Compare the current Iraqi death rate to that of the 11,500 peacekeepers currently in Mali, most of them in the north. The Mali peacekeeping force is composed of about a thousand French troops with the rest African troops and is suffering a death rate of 240. That’s higher than the 2013 rate (200) in Afghanistan (that peaked at 587 in 2010) for American troops. The peak years in Iraq (2004-7) for American losses also saw rates of 500-600. Iraqi forces suffered a higher rate back then but not as high as it does now.
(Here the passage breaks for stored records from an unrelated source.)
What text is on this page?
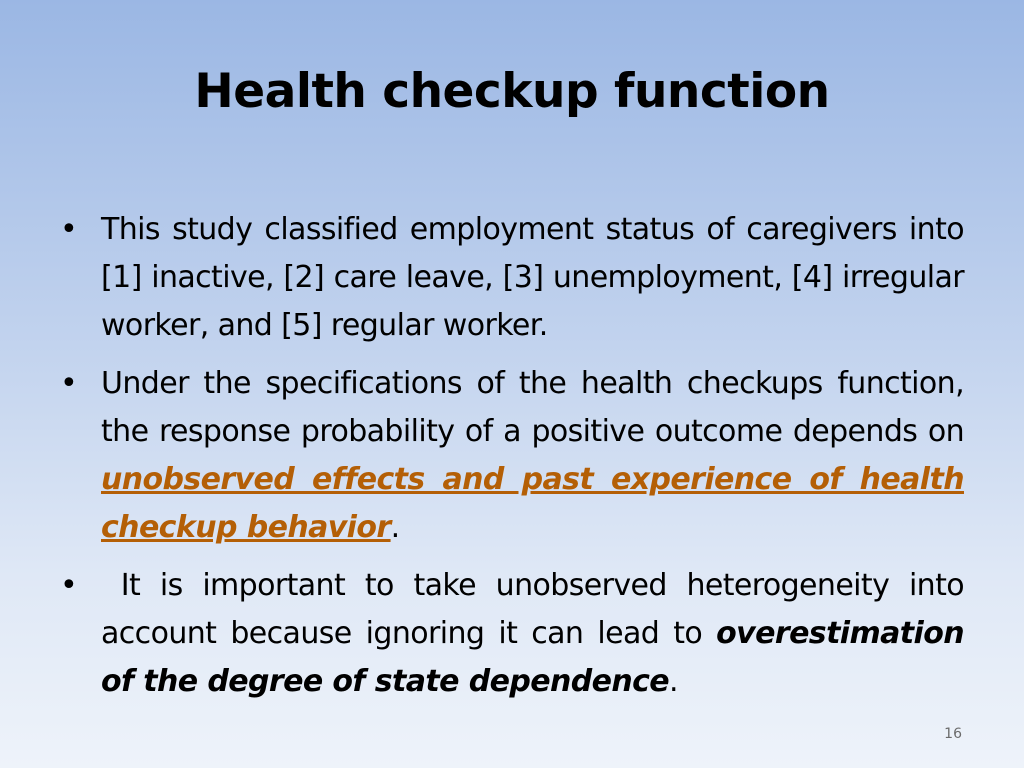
Health checkup function
• This study classified employment status of caregivers into [1] inactive, [2] care leave, [3] unemployment, [4] irregular worker, and [5] regular worker.
• Under the specifications of the health checkups function, the response probability of a positive outcome depends on unobserved effects and past experience of health checkup behavior.
• It is important to take unobserved heterogeneity into account because ignoring it can lead to overestimation of the degree of state dependence.
16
In 2007-8, foreign troops in Afghanistan lost about 300-400 dead per 100,000 troops. That went up to nearly 500 by 2009 and was about the same in 2010. In Iraq, from 2004-7, the deaths among foreign troops ran at 500-600 per 100,000 per year. Since al Qaeda admitted defeat there in 2008, the U.S. death rate in Iraq dropped to less than 100 dead per 100,000 troops per year by the time U.S. combat troops were gone in 2011.

For Afghan troops and police, the death rate in 2010 was 700-800 dead per 100,000. That was not too bad as the death rate for U.S. troops during Vietnam, Korea and World War II was over 1,500. It was even higher for German, Russian and Japanese troops in World War II. Places like the Middle East and Afghanistan is often described as stuck in the past. When it comes to combat losses, Iraq and most other nations in the region are several generations behind the West.